A: It’s dramatically improved the quality of the beer. I think it’s cleaner, with more well-defined flavors. Consistency we don’t know yet, because we’ve only done, out of the 23 batches (so far), I think we’ve only had maybe three repeats. … Just having real equipment, getting a real boil, knocking it out into stainless steel (fermenters), where you can actually clean them – our fermenters are air-tight now, which I’ve heard is really important to brewing, and temperature control, that’s a big one. So we’re back to having the homebrew level of control, where we started (before opening the brewery), where you’ve got your tiny little batch that you just love and take care of. More of that’s in our control now, so now we can take the recipes and manipulate them to the beers that they should be. Before, you would make a batch and it would turn out however it turned out. You could try to replicate it, but you didn’t know if a good batch was the wild card, or if that’s how the beer was supposed to taste. So the quality of the beer has improved a lot, and consistency, I’m sure we’ll get there, probably.
We’re still learning a lot, because the first time any of us worked on commercial equipment is when it showed up at the brewery. So we’re learning how to be professional brewers instead of homebrewers brewing commercially, that’s a much different thing. It’s removed a little bit of the spontaneity of it, and that’s one thing I miss. We used to have a stockpile of grains, and it was, what do you feel like brewing? On a seven-barrel, it’s not, oh, I’m going to use 20 pounds of this, it’s I need 120 pounds of this, and you usually don’t have it lying around. So now I know what we’re brewing next week, I know what we’re brewing tomorrow. That’s not how we’re used to brewing.
Q: Part of the charm of Mad Bomber has always been the steady stream of new beers. Is that going to change now with the larger system?

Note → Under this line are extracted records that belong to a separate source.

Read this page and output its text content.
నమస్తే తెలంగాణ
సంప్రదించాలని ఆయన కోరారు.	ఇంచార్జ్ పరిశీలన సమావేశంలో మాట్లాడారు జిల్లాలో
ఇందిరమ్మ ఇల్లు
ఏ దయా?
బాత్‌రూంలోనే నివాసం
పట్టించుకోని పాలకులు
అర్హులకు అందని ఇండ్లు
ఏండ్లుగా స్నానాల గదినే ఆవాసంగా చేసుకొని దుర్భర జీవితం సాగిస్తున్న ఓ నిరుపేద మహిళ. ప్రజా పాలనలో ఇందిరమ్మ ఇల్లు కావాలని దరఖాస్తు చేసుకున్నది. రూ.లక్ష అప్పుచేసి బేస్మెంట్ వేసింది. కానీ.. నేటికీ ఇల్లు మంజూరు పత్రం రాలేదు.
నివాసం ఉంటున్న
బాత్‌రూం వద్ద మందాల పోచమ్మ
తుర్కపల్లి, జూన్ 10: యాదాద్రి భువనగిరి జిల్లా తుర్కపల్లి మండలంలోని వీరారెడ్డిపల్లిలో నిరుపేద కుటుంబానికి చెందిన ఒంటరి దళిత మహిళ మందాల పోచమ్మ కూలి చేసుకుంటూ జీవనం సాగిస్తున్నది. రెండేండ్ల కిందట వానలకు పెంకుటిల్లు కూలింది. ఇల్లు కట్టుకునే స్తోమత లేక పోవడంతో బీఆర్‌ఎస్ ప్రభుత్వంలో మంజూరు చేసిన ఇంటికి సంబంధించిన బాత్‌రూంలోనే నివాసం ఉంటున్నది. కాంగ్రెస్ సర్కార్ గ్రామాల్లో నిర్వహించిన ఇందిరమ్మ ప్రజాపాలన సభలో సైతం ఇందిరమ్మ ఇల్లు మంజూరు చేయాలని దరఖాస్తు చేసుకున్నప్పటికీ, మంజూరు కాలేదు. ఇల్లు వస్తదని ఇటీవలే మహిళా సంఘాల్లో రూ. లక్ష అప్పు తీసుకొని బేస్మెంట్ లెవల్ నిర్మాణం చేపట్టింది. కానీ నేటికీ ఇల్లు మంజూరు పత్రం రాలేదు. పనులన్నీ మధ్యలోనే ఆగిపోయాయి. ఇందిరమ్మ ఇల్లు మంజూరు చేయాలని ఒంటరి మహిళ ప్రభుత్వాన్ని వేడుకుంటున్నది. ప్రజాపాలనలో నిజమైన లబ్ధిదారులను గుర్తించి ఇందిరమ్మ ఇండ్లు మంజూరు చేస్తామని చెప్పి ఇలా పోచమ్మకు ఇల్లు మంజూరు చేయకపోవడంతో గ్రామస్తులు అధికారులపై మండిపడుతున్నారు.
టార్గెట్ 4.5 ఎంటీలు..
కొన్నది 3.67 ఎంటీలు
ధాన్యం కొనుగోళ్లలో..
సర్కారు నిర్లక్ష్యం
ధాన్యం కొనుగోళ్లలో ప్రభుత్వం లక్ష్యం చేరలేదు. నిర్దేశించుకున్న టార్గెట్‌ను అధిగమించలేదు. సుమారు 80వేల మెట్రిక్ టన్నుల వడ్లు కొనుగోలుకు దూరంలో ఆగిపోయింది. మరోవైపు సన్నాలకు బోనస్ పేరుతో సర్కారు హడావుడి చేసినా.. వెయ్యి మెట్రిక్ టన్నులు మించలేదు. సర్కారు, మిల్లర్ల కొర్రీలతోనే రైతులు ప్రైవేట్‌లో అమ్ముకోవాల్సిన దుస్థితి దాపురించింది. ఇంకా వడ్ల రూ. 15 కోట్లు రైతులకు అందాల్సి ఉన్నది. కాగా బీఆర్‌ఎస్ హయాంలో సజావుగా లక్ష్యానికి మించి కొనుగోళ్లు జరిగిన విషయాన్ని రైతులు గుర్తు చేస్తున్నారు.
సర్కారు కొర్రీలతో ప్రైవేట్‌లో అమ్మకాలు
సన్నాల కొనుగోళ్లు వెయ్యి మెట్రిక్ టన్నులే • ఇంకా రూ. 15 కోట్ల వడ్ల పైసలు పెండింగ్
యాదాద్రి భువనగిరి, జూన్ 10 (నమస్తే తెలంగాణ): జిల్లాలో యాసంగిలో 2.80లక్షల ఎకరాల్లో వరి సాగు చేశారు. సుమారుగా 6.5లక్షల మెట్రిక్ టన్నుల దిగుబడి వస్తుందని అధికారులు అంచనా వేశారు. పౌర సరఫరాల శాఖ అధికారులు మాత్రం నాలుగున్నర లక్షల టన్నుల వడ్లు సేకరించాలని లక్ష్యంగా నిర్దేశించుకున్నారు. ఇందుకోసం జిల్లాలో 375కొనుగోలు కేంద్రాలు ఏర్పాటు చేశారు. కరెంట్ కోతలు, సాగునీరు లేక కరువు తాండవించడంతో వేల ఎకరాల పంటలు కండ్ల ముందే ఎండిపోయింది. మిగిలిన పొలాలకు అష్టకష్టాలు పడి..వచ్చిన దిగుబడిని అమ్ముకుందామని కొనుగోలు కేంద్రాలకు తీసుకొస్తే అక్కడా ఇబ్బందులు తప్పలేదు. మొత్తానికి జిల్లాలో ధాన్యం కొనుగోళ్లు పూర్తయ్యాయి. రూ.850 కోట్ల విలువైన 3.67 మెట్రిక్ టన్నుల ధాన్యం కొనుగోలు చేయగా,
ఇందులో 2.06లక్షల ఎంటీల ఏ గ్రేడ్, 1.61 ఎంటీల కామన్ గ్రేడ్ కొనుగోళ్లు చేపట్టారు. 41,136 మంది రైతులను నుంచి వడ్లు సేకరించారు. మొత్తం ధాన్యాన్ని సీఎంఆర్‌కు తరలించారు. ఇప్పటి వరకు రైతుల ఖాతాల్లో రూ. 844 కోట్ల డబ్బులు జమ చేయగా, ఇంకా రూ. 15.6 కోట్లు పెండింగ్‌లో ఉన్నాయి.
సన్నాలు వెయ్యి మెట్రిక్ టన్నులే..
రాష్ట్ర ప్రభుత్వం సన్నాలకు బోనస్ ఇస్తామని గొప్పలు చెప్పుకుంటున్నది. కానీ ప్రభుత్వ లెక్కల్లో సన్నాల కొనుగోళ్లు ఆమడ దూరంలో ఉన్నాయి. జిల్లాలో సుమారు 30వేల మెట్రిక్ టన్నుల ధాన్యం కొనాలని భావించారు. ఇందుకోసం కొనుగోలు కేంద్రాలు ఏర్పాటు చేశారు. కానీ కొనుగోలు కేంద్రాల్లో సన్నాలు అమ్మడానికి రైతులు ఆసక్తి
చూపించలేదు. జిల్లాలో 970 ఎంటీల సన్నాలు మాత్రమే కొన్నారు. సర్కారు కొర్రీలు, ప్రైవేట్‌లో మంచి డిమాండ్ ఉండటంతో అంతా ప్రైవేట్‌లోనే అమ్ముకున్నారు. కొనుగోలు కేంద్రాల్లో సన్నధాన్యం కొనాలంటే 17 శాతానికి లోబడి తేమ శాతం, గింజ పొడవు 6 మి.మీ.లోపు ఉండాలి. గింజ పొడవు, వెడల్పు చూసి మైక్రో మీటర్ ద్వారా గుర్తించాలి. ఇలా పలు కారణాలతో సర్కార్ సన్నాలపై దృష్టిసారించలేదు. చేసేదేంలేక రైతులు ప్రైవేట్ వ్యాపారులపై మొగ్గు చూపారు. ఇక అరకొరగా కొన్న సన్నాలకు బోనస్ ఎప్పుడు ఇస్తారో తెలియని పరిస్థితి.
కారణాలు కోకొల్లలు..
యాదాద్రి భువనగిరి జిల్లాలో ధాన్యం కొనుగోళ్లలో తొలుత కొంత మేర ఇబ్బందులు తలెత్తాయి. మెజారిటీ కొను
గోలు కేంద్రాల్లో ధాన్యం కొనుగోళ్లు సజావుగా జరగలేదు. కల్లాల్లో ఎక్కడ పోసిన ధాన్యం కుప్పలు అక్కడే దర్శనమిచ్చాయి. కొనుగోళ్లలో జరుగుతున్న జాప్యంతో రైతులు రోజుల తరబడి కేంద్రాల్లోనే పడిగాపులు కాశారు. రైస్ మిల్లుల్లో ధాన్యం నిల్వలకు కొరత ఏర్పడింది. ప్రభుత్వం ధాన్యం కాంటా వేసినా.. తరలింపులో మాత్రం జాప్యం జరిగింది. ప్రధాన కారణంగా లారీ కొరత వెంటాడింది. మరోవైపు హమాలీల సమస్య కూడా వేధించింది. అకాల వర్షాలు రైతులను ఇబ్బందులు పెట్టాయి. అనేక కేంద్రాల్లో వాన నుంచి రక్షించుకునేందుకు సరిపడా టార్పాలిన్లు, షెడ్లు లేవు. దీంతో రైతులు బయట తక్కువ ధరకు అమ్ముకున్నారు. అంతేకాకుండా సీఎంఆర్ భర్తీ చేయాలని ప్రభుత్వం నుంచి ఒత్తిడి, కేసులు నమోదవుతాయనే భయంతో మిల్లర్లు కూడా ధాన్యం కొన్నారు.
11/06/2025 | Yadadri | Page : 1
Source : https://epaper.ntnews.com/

A: Beers are still going to rotate, though it’s almost impossible to rotate with the same frequency. It takes folks in the taproom a long time to drink seven barrels, when there’s eight beers on tap. (With the old system) you would come in two weeks after your first visit and there would be a whole new lineup on the board. … The idea to keep things rotating quickly is to keep them rotating on the distribution side. So we can continue to brew new beers, and just keep pushing them out – we’ll keep two kegs for the taproom, and send the rest out the door. That way, a week later, that one’s gone and we rotate another one in. (And) we should be adding more taps soon. We’re going to add eight more taps, so we might not rotate as often, but the goal is we’ll have a root beer, a cider, and 14 of our beers on. So they might not rotate as often, but there will be more variety.